Psychological musings

English girls are pretty when they play guitar
Crazy like a day just a-breaking I ain't sure what for
Ryan Adams says that "English Girls Are Mean Sometimes" - do we think he's had a bad experience with one?

Resolutions of the day (to be done sometime in the near future):
1. Buy computer speakers to listen to music with (this was prompted by the fact that my favourite song ever, The La's - There She Goes, doesn't get done justice on a laptop)
2. Get rid of crap songs on computer that are clogging the hard drive
3. Remember birthdays before the actual day
4. Do some damn exercise
5. Buy healthy food - no Cheetos!

So today was a day of not very much again - strange how one can become so proficient at wasting time so quickly. I wasn't really wasting it as wishing it away, but it boiled down to the same thing. Some more work, a lot more tv, music, messenger.....and the strange experience of having the house-sitter for our landlady knock on the door at 10pm to say she couldn't find the key to actually get in the house (her competency already in doubt it seems) and having a canary/lovebird hybrid on her shoulder.

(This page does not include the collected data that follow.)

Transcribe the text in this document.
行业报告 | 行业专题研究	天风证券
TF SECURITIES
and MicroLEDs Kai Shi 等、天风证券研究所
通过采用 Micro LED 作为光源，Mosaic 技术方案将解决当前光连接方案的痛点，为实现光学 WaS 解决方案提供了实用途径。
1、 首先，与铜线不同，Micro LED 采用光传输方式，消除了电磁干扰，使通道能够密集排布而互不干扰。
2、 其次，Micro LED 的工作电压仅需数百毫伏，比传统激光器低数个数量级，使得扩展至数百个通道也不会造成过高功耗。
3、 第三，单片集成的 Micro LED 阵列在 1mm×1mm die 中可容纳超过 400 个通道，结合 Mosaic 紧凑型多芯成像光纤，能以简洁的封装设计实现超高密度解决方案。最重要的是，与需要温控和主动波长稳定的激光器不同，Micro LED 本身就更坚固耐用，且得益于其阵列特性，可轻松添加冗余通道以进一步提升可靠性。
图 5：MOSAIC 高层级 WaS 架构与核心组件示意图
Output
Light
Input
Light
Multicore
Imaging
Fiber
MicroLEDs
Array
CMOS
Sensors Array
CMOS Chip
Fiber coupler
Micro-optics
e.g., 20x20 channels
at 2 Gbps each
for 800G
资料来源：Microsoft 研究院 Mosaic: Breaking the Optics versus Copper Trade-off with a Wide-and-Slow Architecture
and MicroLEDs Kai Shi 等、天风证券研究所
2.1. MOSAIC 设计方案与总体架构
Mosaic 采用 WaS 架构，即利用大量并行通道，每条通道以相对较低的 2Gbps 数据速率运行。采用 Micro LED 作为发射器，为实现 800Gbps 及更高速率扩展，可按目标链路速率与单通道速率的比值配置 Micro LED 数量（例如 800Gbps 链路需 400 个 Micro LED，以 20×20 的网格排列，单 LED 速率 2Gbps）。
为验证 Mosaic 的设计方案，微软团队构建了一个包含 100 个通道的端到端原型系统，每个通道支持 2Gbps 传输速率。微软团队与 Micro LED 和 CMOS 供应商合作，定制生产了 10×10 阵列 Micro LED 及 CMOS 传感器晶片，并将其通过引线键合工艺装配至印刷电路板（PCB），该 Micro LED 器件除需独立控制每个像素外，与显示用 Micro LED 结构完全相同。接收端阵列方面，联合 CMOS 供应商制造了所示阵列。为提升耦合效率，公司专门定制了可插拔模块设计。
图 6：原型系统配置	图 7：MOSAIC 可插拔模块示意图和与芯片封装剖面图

Whilst talking to Greg earlier, I realised that my psychologist days seem to be leaving me. Not that I was ever a professional, but there was a time when I was the unofficially appointed counsellor for whatever halls I happened to be in at Uni, and regularly had friends turning up to confess to evil deeds, update me on their tumultous love life, or find a shoulder to cry on. Indeed, a few times during Uni it seemed that there was a constant stream of people coming to my room to tell me their problems; hopefully leaving with a bit of weight relieved, only for the next person in the queue to come in and unload some emotional baggage.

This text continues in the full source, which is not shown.